Hauptziel des Ansatzes war es, die Situation bei der Pflege diabetischer Füße zu verbessern und so Amputationen zu vermeiden. Im Fokus stand die Schulung von DiabetikerInnen sowie von Gesundheitspersonal zu Prävention und Behandlung. Darüber hinaus sollte allgemein das Bewusstsein für Komplikationen  gestärkt werden.

In den beteiligten Ländern fanden zunächst Trainingskurse für das Gesundheitspersonal statt, das noch nicht mit dem Thema vertraut war. Die Lehrgänge beinhalteten u.a. adäquate Diagnostik, grundlegende Fußpflegepraktiken wie das Schneiden von Nägeln und Entfernen von Hornhaut sowie die richtige Untersuchung des Fußes. Es wurden zusätzlich Bildungsmaterialien zur Anwendung in Kliniken bereitgestellt und die TeilnehmerInnen angehalten, ihr Wissen vor Ort aktiv weiterzugeben. Einige Länder erweiterten nach einiger Zeit die Zielgruppen der Kurse, so wurden etwa zusätzlich Chirurgen weitergebildet.

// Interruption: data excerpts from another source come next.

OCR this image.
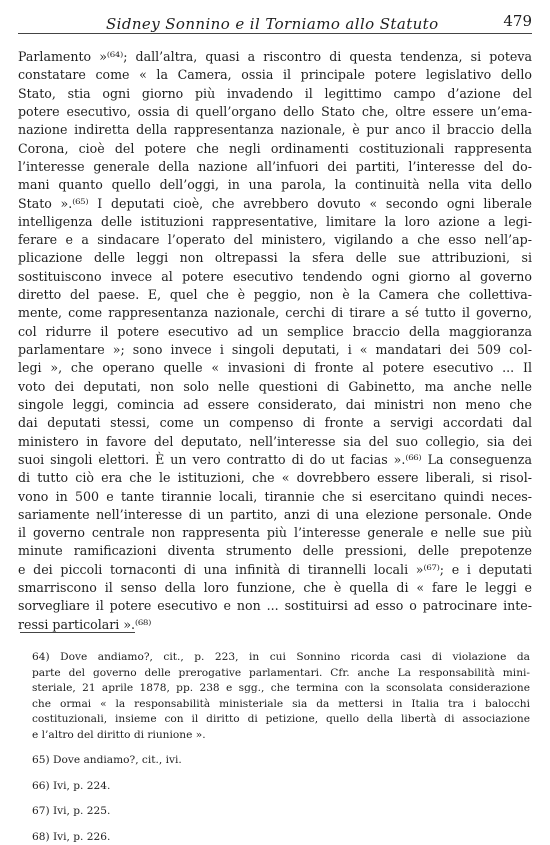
Sidney Sonnino e il Torniamo allo Statuto	479
Parlamento »⁽⁶⁴⁾; dall’altra, quasi a riscontro di questa tendenza, si poteva
constatare come « la Camera, ossia il principale potere legislativo dello
Stato, stia ogni giorno più invadendo il legittimo campo d’azione del
potere esecutivo, ossia di quell’organo dello Stato che, oltre essere un’ema-
nazione indiretta della rappresentanza nazionale, è pur anco il braccio della
Corona, cioè del potere che negli ordinamenti costituzionali rappresenta
l’interesse generale della nazione all’infuori dei partiti, l’interesse del do-
mani quanto quello dell’oggi, in una parola, la continuità nella vita dello
Stato ».⁽⁶⁵⁾ I deputati cioè, che avrebbero dovuto « secondo ogni liberale
intelligenza delle istituzioni rappresentative, limitare la loro azione a legi-
ferare e a sindacare l’operato del ministero, vigilando a che esso nell’ap-
plicazione delle leggi non oltrepassi la sfera delle sue attribuzioni, si
sostituiscono invece al potere esecutivo tendendo ogni giorno al governo
diretto del paese. E, quel che è peggio, non è la Camera che collettiva-
mente, come rappresentanza nazionale, cerchi di tirare a sé tutto il governo,
col ridurre il potere esecutivo ad un semplice braccio della maggioranza
parlamentare »; sono invece i singoli deputati, i « mandatari dei 509 col-
legi », che operano quelle « invasioni di fronte al potere esecutivo ... Il
voto dei deputati, non solo nelle questioni di Gabinetto, ma anche nelle
singole leggi, comincia ad essere considerato, dai ministri non meno che
dai deputati stessi, come un compenso di fronte a servigi accordati dal
ministero in favore del deputato, nell’interesse sia del suo collegio, sia dei
suoi singoli elettori. È un vero contratto di do ut facias ».⁽⁶⁶⁾ La conseguenza
di tutto ciò era che le istituzioni, che « dovrebbero essere liberali, si risol-
vono in 500 e tante tirannie locali, tirannie che si esercitano quindi neces-
sariamente nell’interesse di un partito, anzi di una elezione personale. Onde
il governo centrale non rappresenta più l’interesse generale e nelle sue più
minute ramificazioni diventa strumento delle pressioni, delle prepotenze
e dei piccoli tornaconti di una infinità di tirannelli locali »⁽⁶⁷⁾; e i deputati
smarriscono il senso della loro funzione, che è quella di « fare le leggi e
sorvegliare il potere esecutivo e non ... sostituirsi ad esso o patrocinare inte-
ressi particolari ».⁽⁶⁸⁾
64) Dove andiamo?, cit., p. 223, in cui Sonnino ricorda casi di violazione da
parte del governo delle prerogative parlamentari. Cfr. anche La responsabilità mini-
steriale, 21 aprile 1878, pp. 238 e sgg., che termina con la sconsolata considerazione
che ormai « la responsabilità ministeriale sia da mettersi in Italia tra i balocchi
costituzionali, insieme con il diritto di petizione, quello della libertà di associazione
e l’altro del diritto di riunione ».
65) Dove andiamo?, cit., ivi.
66) Ivi, p. 224.
67) Ivi, p. 225.
68) Ivi, p. 226.
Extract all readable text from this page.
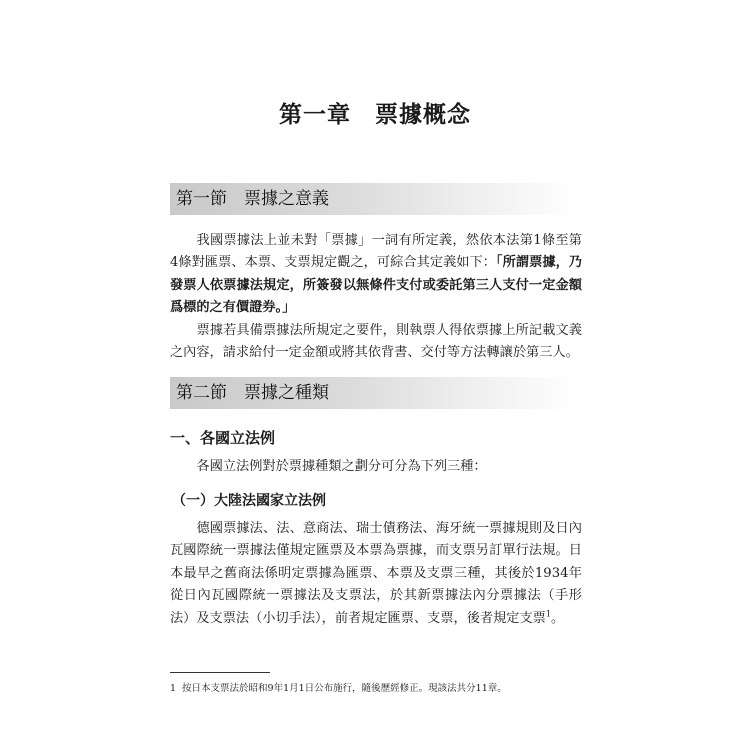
第一章　票據概念
第一節　票據之意義

我國票據法上並未對「票據」一詞有所定義，然依本法第1條至第4條對匯票、本票、支票規定觀之，可綜合其定義如下：「所謂票據，乃發票人依票據法規定，所簽發以無條件支付或委託第三人支付一定金額爲標的之有價證券。」

票據若具備票據法所規定之要件，則執票人得依票據上所記載文義之內容，請求給付一定金額或將其依背書、交付等方法轉讓於第三人。

第二節　票據之種類
一、各國立法例

各國立法例對於票據種類之劃分可分為下列三種：

（一）大陸法國家立法例

德國票據法、法、意商法、瑞士債務法、海牙統一票據規則及日內瓦國際統一票據法僅規定匯票及本票為票據，而支票另訂單行法規。日本最早之舊商法係明定票據為匯票、本票及支票三種，其後於1934年從日內瓦國際統一票據法及支票法，於其新票據法內分票據法（手形法）及支票法（小切手法），前者規定匯票、支票，後者規定支票$^1$。

1 按日本支票法於昭和9年1月1日公布施行，隨後歷經修正。現該法共分11章。
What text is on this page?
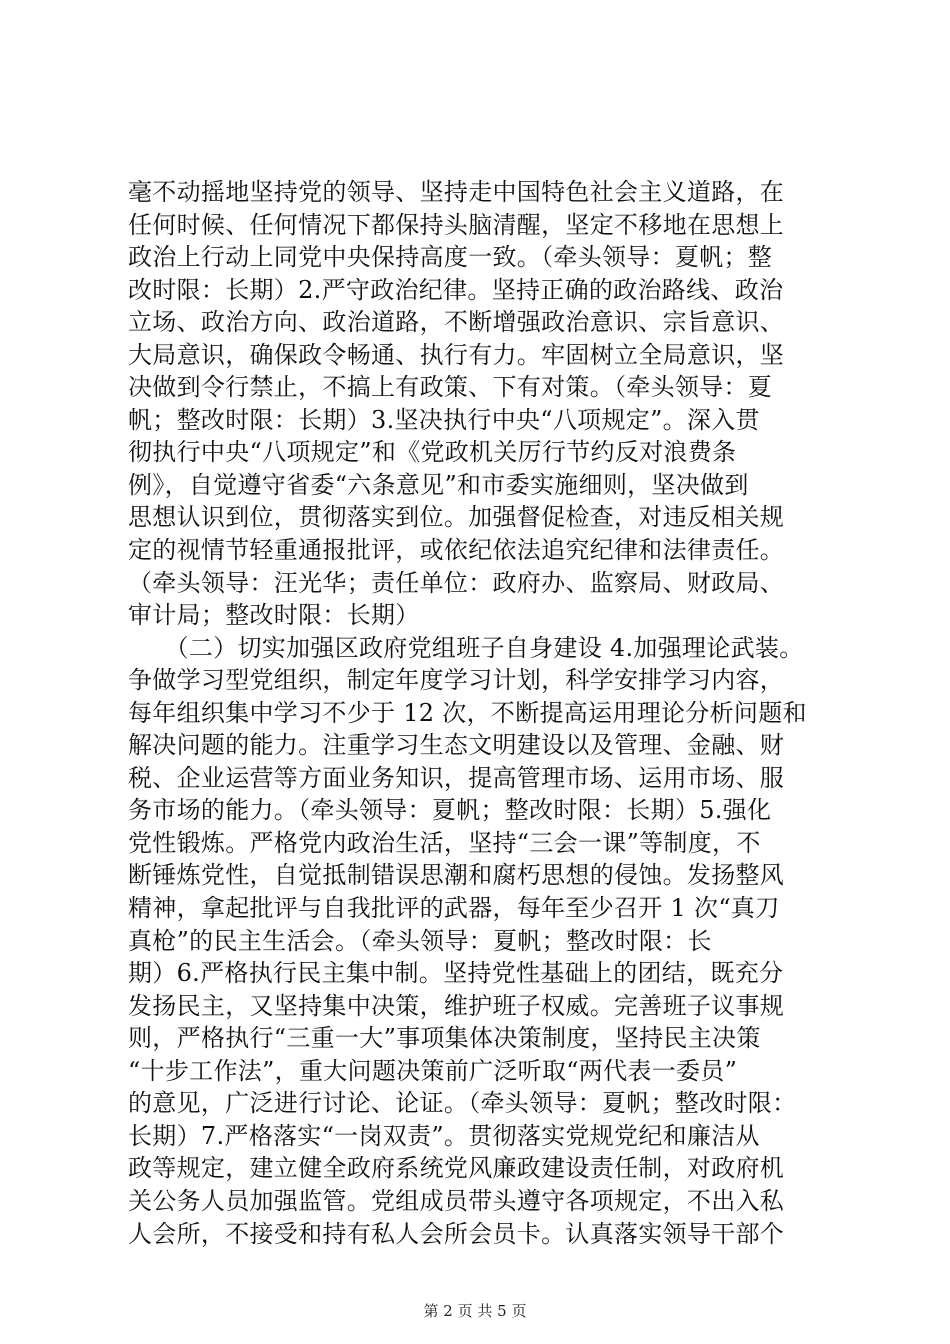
毫不动摇地坚持党的领导、坚持走中国特色社会主义道路，在
任何时候、任何情况下都保持头脑清醒，坚定不移地在思想上
政治上行动上同党中央保持高度一致。（牵头领导：夏帆；整
改时限：长期）2.严守政治纪律。坚持正确的政治路线、政治
立场、政治方向、政治道路，不断增强政治意识、宗旨意识、
大局意识，确保政令畅通、执行有力。牢固树立全局意识，坚
决做到令行禁止，不搞上有政策、下有对策。（牵头领导：夏
帆；整改时限：长期）3.坚决执行中央“八项规定”。深入贯
彻执行中央“八项规定”和《党政机关厉行节约反对浪费条
例》，自觉遵守省委“六条意见”和市委实施细则，坚决做到
思想认识到位，贯彻落实到位。加强督促检查，对违反相关规
定的视情节轻重通报批评，或依纪依法追究纪律和法律责任。
（牵头领导：汪光华；责任单位：政府办、监察局、财政局、
审计局；整改时限：长期）
　　（二）切实加强区政府党组班子自身建设 4.加强理论武装。
争做学习型党组织，制定年度学习计划，科学安排学习内容，
每年组织集中学习不少于 12 次，不断提高运用理论分析问题和
解决问题的能力。注重学习生态文明建设以及管理、金融、财
税、企业运营等方面业务知识，提高管理市场、运用市场、服
务市场的能力。（牵头领导：夏帆；整改时限：长期）5.强化
党性锻炼。严格党内政治生活，坚持“三会一课”等制度，不
断锤炼党性，自觉抵制错误思潮和腐朽思想的侵蚀。发扬整风
精神，拿起批评与自我批评的武器，每年至少召开 1 次“真刀
真枪”的民主生活会。（牵头领导：夏帆；整改时限：长
期）6.严格执行民主集中制。坚持党性基础上的团结，既充分
发扬民主，又坚持集中决策，维护班子权威。完善班子议事规
则，严格执行“三重一大”事项集体决策制度，坚持民主决策
“十步工作法”，重大问题决策前广泛听取“两代表一委员”
的意见，广泛进行讨论、论证。（牵头领导：夏帆；整改时限：
长期）7.严格落实“一岗双责”。贯彻落实党规党纪和廉洁从
政等规定，建立健全政府系统党风廉政建设责任制，对政府机
关公务人员加强监管。党组成员带头遵守各项规定，不出入私
人会所，不接受和持有私人会所会员卡。认真落实领导干部个
第 2 页 共 5 页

In Tansania konnte nachgewiesen werden, dass das Step-by-Step-Programm nachhaltig wirkte. So verringerte sich die Anzahl von Amputationen wie auch Komplikationen deutlich. Für die anderen vier Länder des Pilotprojektes zeigten sich ebenfalls viele positive Ergebnisse. Aus diesem Grund wurde der Ansatz unter anderem in Ägypten, Botswana, Kenia, Pakistan und den Britischen Jungferninseln ebenfalls ein Bestandteil der Gesundheitsversorgung.

Aufbauend auf dem großen Erfolg, wurde 2012 das sogenannte Train the Trainer-Programm gestartet. Dieses zielte speziell auf den Austausch von Know-How zwischen Gesundheitspersonal aus verschiedenen Ländern innerhalb einer Region ab. Eine entsprechende Veranstaltung fand auch 2015 in Slowenien statt. Damit war das Konzept ausgehend vom globalen Süden in den globalen Norden überführt worden.